Mas comecemos pelo início. Mark vive assombrado pela dor provocada pela morte da mulher e o esquecimento parece ser o único apaziguador para o negrume enviuvado que lhe entorpe a alma. Acontece, pois, que é neste despojo emocional que decide ir trabalhar para uma empresa misteriosa chamada "Lumon". E por misteriosa, entenda-se que faz uma intervenção cerebral aos seus funcionários chamada "severance", que literalmente separa os seus egos pessoais dos profissionais.
O que significa isto? Significa que enquanto estão no trabalho não se lembram de quem são ou do que fazem no "mundo cá fora". E quando estão em casa, não fazem a mínima ideia do que fizeram durante as oito horas anteriores. No fundo, sabem singelamente para quem trabalham, onde fica o parque de estacionamento do seu emprego, mas é só. Tudo o resto? Fica nos segredos do patrão. Amizades, colegas de trabalho, relações? É para esquecer – literalmente. Exatamente aquilo que Mark pretende. (Ou será que não?)
É também sem grande surpresa que "Severance" é comparada a "The Office". Afinal, a ação decorre em torno de cubículos e tem como pano de fundo os meandros do trabalho rotineiro daqueles que alimentam grandes corporações. Porém, para lá da superfície, é muito mais "Brazil", "The Matrix" ou ainda "The Truman Show" — em que as firmas empregadoras escondem segredos tenebrosos e as mais altas questões éticas e morais se levantam.

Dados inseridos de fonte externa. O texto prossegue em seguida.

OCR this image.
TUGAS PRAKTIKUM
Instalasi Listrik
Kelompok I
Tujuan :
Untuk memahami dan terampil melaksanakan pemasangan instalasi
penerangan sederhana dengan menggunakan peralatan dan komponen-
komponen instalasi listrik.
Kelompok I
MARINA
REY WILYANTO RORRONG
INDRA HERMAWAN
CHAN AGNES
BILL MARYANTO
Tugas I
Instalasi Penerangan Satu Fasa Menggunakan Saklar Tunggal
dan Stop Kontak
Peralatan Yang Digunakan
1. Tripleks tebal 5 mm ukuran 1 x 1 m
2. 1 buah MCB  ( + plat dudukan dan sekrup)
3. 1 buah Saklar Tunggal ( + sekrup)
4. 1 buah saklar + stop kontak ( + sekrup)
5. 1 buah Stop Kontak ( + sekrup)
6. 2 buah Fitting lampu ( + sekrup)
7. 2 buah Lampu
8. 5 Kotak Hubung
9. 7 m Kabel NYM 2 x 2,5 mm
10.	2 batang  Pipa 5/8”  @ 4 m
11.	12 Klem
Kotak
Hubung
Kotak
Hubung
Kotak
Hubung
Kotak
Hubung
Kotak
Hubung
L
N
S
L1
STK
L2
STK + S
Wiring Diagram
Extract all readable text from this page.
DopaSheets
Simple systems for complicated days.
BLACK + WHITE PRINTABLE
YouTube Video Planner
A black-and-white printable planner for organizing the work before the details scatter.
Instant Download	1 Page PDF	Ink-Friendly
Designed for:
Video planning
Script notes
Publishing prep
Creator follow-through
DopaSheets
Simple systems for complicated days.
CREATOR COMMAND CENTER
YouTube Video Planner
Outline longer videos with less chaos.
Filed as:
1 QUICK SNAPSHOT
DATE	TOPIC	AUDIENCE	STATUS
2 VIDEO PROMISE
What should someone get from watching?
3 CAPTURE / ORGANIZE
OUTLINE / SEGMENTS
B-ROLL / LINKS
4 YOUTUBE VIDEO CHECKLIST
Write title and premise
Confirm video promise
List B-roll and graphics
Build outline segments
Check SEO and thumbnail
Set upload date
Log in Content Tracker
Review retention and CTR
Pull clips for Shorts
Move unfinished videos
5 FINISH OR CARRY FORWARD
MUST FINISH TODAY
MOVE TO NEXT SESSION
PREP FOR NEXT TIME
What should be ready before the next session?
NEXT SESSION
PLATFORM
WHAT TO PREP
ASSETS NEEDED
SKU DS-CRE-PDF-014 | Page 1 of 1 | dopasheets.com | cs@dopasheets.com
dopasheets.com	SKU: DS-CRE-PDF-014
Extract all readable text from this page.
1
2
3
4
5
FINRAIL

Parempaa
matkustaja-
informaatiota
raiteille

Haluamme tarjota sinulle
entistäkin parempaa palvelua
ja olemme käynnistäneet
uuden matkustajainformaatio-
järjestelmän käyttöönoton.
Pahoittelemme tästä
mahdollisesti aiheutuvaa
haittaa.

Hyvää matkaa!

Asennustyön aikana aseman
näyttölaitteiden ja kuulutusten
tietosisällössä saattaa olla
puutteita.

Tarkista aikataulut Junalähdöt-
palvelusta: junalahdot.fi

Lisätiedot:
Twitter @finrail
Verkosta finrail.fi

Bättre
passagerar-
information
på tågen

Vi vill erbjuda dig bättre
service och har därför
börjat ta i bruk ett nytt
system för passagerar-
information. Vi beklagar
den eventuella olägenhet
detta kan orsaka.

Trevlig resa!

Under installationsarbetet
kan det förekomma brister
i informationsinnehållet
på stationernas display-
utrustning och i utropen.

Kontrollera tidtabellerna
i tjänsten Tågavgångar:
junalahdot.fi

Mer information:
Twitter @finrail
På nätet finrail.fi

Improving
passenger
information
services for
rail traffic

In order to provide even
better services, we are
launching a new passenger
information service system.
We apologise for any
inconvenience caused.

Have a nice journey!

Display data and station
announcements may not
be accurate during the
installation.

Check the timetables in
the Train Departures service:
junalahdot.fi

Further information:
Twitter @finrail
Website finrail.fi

Com Ben Stiller a realizar a maioria dos episódios e a conseguir de forma muito sólida tocar no charco emocional que é a ligação entre indivíduos, "Severance" é muito mais do que uma mera série sobre a discussão vivida em torno da dicotomia "trabalho-vida pessoal". Extrapola muito essa barreira, pois abraça as várias camadas da extensa conversa que o livre-arbítrio implica por si só e aquilo que, enfim, faz de nós, nós: a memória e as vivências. E tudo o que elas implicam e nos tornam especiais. Ou seja, humanos.